Un siècle après l’unification, alors que Silla connaissait son apogée, on observe, à
partir de la seconde moitié du VIIIe siècle, un début de scission au sein de
l’aristocratie des “os authentiques” qui provoqua des luttes de plus en plus
acharnées pour la succession au trône. En effet, les relations biologiques qui les
unissaient se relâchèrent avec le progrès social consécutif à l’unification, et ils se
divisèrent en groupes rivaux (choktang). Il en résulta un affaiblissement du
contrôle du gouvernement central dans les provinces et la montée en
puissance de forces indépendantes de “familles dominantes” (hojok). Ces
familles étaient issues des “seigneurs de villages” (ch’onju), forces localement bien
implantées originaires de l’aristocratie centrale, qui se donnaient le nom de
“seigneurs de cités” (sòngju) ou de “généraux”. Elles étaient dotées d’une force
armée et tenaient en main l’administration d’une province, dirigeant l’impôt et
mobilisant la main-d’oeuvre des corvées. Ces familles partageaient le pouvoir avec
l’aristocratie des “os authentiques” dans la société de Silla, mais elles étaient de plus
en plus critiques vis-à-vis des restrictions du système discriminatoire des “six
catégories de tête”, attitude qui favorisait leur coopération.
À partir de la fin du IXe siècle, les soulèvements de rebelles (ch’ojòk) se
multiplièrent et les familles dominantes les utilisèrent pour élargirent leur pouvoir.
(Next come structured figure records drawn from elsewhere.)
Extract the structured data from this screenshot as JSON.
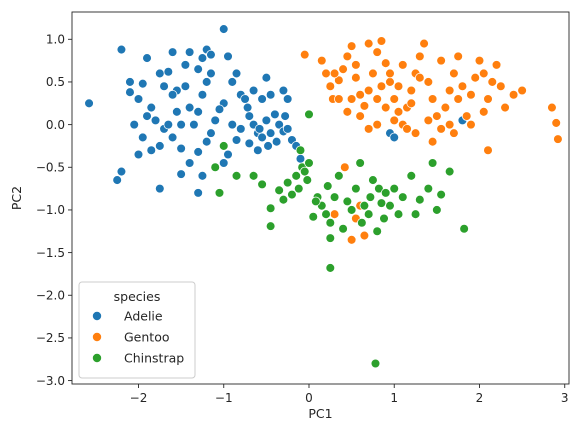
{
  "chart_data": {
    "type": "scatter",
    "xlabel": "PC1",
    "ylabel": "PC2",
    "xlim": [
      -2.78,
      3.05
    ],
    "ylim": [
      -3.04,
      1.32
    ],
    "xticks": [
      "−2",
      "−1",
      "0",
      "1",
      "2",
      "3"
    ],
    "xtick_values": [
      -2,
      -1,
      0,
      1,
      2,
      3
    ],
    "yticks": [
      "1.0",
      "0.5",
      "0.0",
      "−0.5",
      "−1.0",
      "−1.5",
      "−2.0",
      "−2.5",
      "−3.0"
    ],
    "ytick_values": [
      1.0,
      0.5,
      0.0,
      -0.5,
      -1.0,
      -1.5,
      -2.0,
      -2.5,
      -3.0
    ],
    "grid": false,
    "legend": {
      "title": "species",
      "placement": "lower-left"
    },
    "series": [
      {
        "name": "Adelie",
        "color": "#1f77b4",
        "points": [
          [
            -2.58,
            0.25
          ],
          [
            -2.2,
            0.88
          ],
          [
            -2.1,
            0.5
          ],
          [
            -2.1,
            0.38
          ],
          [
            -1.95,
            0.48
          ],
          [
            -1.9,
            0.78
          ],
          [
            -1.75,
            0.6
          ],
          [
            -1.65,
            0.62
          ],
          [
            -1.6,
            0.85
          ],
          [
            -1.55,
            0.4
          ],
          [
            -1.45,
            0.7
          ],
          [
            -1.4,
            0.85
          ],
          [
            -1.3,
            0.65
          ],
          [
            -1.25,
            0.78
          ],
          [
            -1.2,
            0.88
          ],
          [
            -1.15,
            0.82
          ],
          [
            -1.0,
            1.12
          ],
          [
            -0.9,
            0.5
          ],
          [
            -0.85,
            0.6
          ],
          [
            -0.8,
            0.35
          ],
          [
            -0.75,
            0.3
          ],
          [
            -0.72,
            0.2
          ],
          [
            -0.7,
            0.1
          ],
          [
            -0.65,
            0.0
          ],
          [
            -0.6,
            -0.1
          ],
          [
            -0.58,
            -0.05
          ],
          [
            -0.5,
            0.05
          ],
          [
            -0.45,
            -0.1
          ],
          [
            -0.4,
            0.12
          ],
          [
            -0.38,
            -0.2
          ],
          [
            -0.35,
            0.0
          ],
          [
            -0.3,
            -0.08
          ],
          [
            -0.28,
            0.1
          ],
          [
            -0.25,
            -0.05
          ],
          [
            -0.2,
            -0.18
          ],
          [
            -0.15,
            -0.25
          ],
          [
            -0.1,
            -0.4
          ],
          [
            -0.3,
            0.4
          ],
          [
            -0.45,
            0.35
          ],
          [
            -0.55,
            0.3
          ],
          [
            -1.0,
            0.25
          ],
          [
            -1.05,
            0.18
          ],
          [
            -1.1,
            0.05
          ],
          [
            -1.15,
            -0.1
          ],
          [
            -1.2,
            -0.2
          ],
          [
            -1.3,
            -0.32
          ],
          [
            -1.4,
            -0.45
          ],
          [
            -1.5,
            -0.28
          ],
          [
            -1.6,
            -0.15
          ],
          [
            -1.7,
            -0.05
          ],
          [
            -1.8,
            0.05
          ],
          [
            -1.85,
            0.2
          ],
          [
            -1.9,
            0.1
          ],
          [
            -2.0,
            0.3
          ],
          [
            -2.05,
            0.0
          ],
          [
            -1.95,
            -0.15
          ],
          [
            -2.0,
            -0.35
          ],
          [
            -1.85,
            -0.3
          ],
          [
            -1.75,
            -0.25
          ],
          [
            -2.2,
            -0.55
          ],
          [
            -2.25,
            -0.65
          ],
          [
            -1.75,
            -0.75
          ],
          [
            -1.5,
            -0.58
          ],
          [
            -1.3,
            -0.8
          ],
          [
            -1.25,
            -0.6
          ],
          [
            -1.0,
            -0.45
          ],
          [
            -0.95,
            -0.35
          ],
          [
            -0.85,
            -0.18
          ],
          [
            -0.8,
            -0.05
          ],
          [
            -0.7,
            -0.22
          ],
          [
            -0.6,
            -0.3
          ],
          [
            -0.55,
            -0.15
          ],
          [
            -0.48,
            -0.25
          ],
          [
            -1.2,
            0.5
          ],
          [
            -1.25,
            0.35
          ],
          [
            -1.3,
            0.15
          ],
          [
            -1.35,
            0.0
          ],
          [
            -1.4,
            0.2
          ],
          [
            -1.45,
            0.45
          ],
          [
            -1.55,
            0.15
          ],
          [
            -1.6,
            0.35
          ],
          [
            -1.65,
            0.0
          ],
          [
            -1.7,
            0.45
          ],
          [
            -1.5,
            0.0
          ],
          [
            -1.15,
            0.6
          ],
          [
            -0.95,
            0.8
          ],
          [
            -0.9,
            0.0
          ],
          [
            -0.65,
            0.4
          ],
          [
            -0.5,
            0.55
          ],
          [
            -0.25,
            0.3
          ],
          [
            0.95,
            -0.1
          ],
          [
            1.0,
            -0.15
          ],
          [
            1.8,
            0.05
          ],
          [
            2.2,
            0.7
          ]
        ]
      },
      {
        "name": "Gentoo",
        "color": "#ff7f0e",
        "points": [
          [
            -0.05,
            0.82
          ],
          [
            0.15,
            0.75
          ],
          [
            0.2,
            0.6
          ],
          [
            0.25,
            0.45
          ],
          [
            0.28,
            0.3
          ],
          [
            0.35,
            0.52
          ],
          [
            0.4,
            0.65
          ],
          [
            0.45,
            0.8
          ],
          [
            0.5,
            0.92
          ],
          [
            0.55,
            0.55
          ],
          [
            0.6,
            0.35
          ],
          [
            0.65,
            0.22
          ],
          [
            0.7,
            0.4
          ],
          [
            0.75,
            0.6
          ],
          [
            0.8,
            0.85
          ],
          [
            0.85,
            0.98
          ],
          [
            0.9,
            0.72
          ],
          [
            0.95,
            0.5
          ],
          [
            1.0,
            0.3
          ],
          [
            1.05,
            0.15
          ],
          [
            1.1,
            0.0
          ],
          [
            1.15,
            0.2
          ],
          [
            1.2,
            0.4
          ],
          [
            1.25,
            0.6
          ],
          [
            1.3,
            0.8
          ],
          [
            1.35,
            0.95
          ],
          [
            1.4,
            0.5
          ],
          [
            1.45,
            0.3
          ],
          [
            1.5,
            0.1
          ],
          [
            1.55,
            -0.05
          ],
          [
            1.6,
            0.2
          ],
          [
            1.65,
            0.4
          ],
          [
            1.7,
            0.6
          ],
          [
            1.75,
            0.3
          ],
          [
            1.8,
            0.45
          ],
          [
            1.85,
            0.1
          ],
          [
            1.9,
            0.35
          ],
          [
            1.95,
            0.55
          ],
          [
            2.0,
            0.75
          ],
          [
            2.05,
            0.6
          ],
          [
            2.1,
            0.3
          ],
          [
            2.15,
            0.5
          ],
          [
            2.2,
            0.7
          ],
          [
            2.25,
            0.45
          ],
          [
            2.3,
            0.2
          ],
          [
            2.4,
            0.35
          ],
          [
            2.5,
            0.4
          ],
          [
            2.85,
            0.2
          ],
          [
            2.9,
            0.02
          ],
          [
            2.92,
            -0.17
          ],
          [
            2.1,
            -0.3
          ],
          [
            1.9,
            0.0
          ],
          [
            1.7,
            -0.1
          ],
          [
            1.45,
            -0.2
          ],
          [
            1.25,
            -0.1
          ],
          [
            1.0,
            0.05
          ],
          [
            0.9,
            0.2
          ],
          [
            0.8,
            0.0
          ],
          [
            0.7,
            -0.05
          ],
          [
            0.6,
            0.1
          ],
          [
            0.5,
            0.3
          ],
          [
            0.45,
            0.15
          ],
          [
            0.35,
            0.3
          ],
          [
            0.3,
            0.6
          ],
          [
            0.55,
            0.7
          ],
          [
            0.7,
            0.95
          ],
          [
            1.1,
            0.7
          ],
          [
            1.3,
            0.55
          ],
          [
            1.55,
            0.75
          ],
          [
            1.75,
            0.8
          ],
          [
            1.2,
            0.25
          ],
          [
            0.95,
            0.6
          ],
          [
            1.05,
            0.45
          ],
          [
            1.4,
            0.05
          ],
          [
            1.65,
            0.0
          ],
          [
            2.05,
            0.15
          ],
          [
            0.42,
            -0.5
          ],
          [
            0.5,
            -1.35
          ],
          [
            0.55,
            -1.1
          ],
          [
            0.6,
            -0.95
          ],
          [
            0.65,
            -1.3
          ],
          [
            0.8,
            0.3
          ],
          [
            0.85,
            0.45
          ],
          [
            1.15,
            -0.05
          ],
          [
            0.3,
            -1.05
          ]
        ]
      },
      {
        "name": "Chinstrap",
        "color": "#2ca02c",
        "points": [
          [
            -1.1,
            -0.5
          ],
          [
            -1.05,
            -0.8
          ],
          [
            -1.0,
            -0.25
          ],
          [
            -0.85,
            -0.6
          ],
          [
            -0.45,
            -0.98
          ],
          [
            -0.45,
            -1.19
          ],
          [
            -0.35,
            -0.77
          ],
          [
            -0.3,
            -0.88
          ],
          [
            -0.25,
            -0.68
          ],
          [
            -0.2,
            -0.82
          ],
          [
            -0.15,
            -0.6
          ],
          [
            -0.12,
            -0.75
          ],
          [
            -0.08,
            -0.5
          ],
          [
            -0.05,
            -0.55
          ],
          [
            -0.02,
            -0.65
          ],
          [
            0.0,
            -0.45
          ],
          [
            0.0,
            0.12
          ],
          [
            0.05,
            -1.08
          ],
          [
            0.1,
            -0.85
          ],
          [
            0.15,
            -0.95
          ],
          [
            0.2,
            -1.05
          ],
          [
            0.22,
            -0.72
          ],
          [
            0.25,
            -1.15
          ],
          [
            0.25,
            -1.33
          ],
          [
            0.25,
            -1.68
          ],
          [
            0.3,
            -0.85
          ],
          [
            0.35,
            -0.6
          ],
          [
            0.4,
            -1.22
          ],
          [
            0.45,
            -0.9
          ],
          [
            0.5,
            -1.0
          ],
          [
            0.55,
            -0.75
          ],
          [
            0.6,
            -0.45
          ],
          [
            0.62,
            -1.15
          ],
          [
            0.65,
            -0.95
          ],
          [
            0.7,
            -1.05
          ],
          [
            0.72,
            -0.85
          ],
          [
            0.75,
            -0.65
          ],
          [
            0.8,
            -1.25
          ],
          [
            0.82,
            -0.75
          ],
          [
            0.85,
            -0.92
          ],
          [
            0.88,
            -1.1
          ],
          [
            0.9,
            -0.8
          ],
          [
            0.95,
            -0.95
          ],
          [
            1.0,
            -0.75
          ],
          [
            1.05,
            -1.05
          ],
          [
            1.1,
            -0.85
          ],
          [
            1.2,
            -0.6
          ],
          [
            1.25,
            -1.05
          ],
          [
            1.3,
            -0.88
          ],
          [
            1.4,
            -0.75
          ],
          [
            1.45,
            -0.45
          ],
          [
            1.5,
            -1.0
          ],
          [
            1.55,
            -0.82
          ],
          [
            1.65,
            -0.55
          ],
          [
            1.82,
            -1.22
          ],
          [
            0.78,
            -2.8
          ],
          [
            -0.55,
            -0.7
          ],
          [
            -0.65,
            -0.6
          ],
          [
            -0.1,
            -0.3
          ],
          [
            0.08,
            -0.9
          ]
        ]
      }
    ]
  }
}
Parmi eux, Kyòn Hwòn fonda Paekche postérieur à Wansanju (actuel Chònju) en
892, et Kungye instaura Koguryò postérieur à Song’ak (actuel Kaesòng) en 901,
marquant le début de la période des Trois Royaumes postérieurs. Par la suite, le
royaume (pays) de Koguryò postérieur connut plusieurs changements d’appellations
en Majin, T’aebong et enfin Koryò, par Wang Kòn, membre d’une « famille
influente » originaire de la région de Song’ak. Silla abdiqua au profit de Koryò en
935, suivi peu de temps après de Paekche postérieur, aboutissant ainsi à la
réunification politique de la péninsule en 936 par Koryò.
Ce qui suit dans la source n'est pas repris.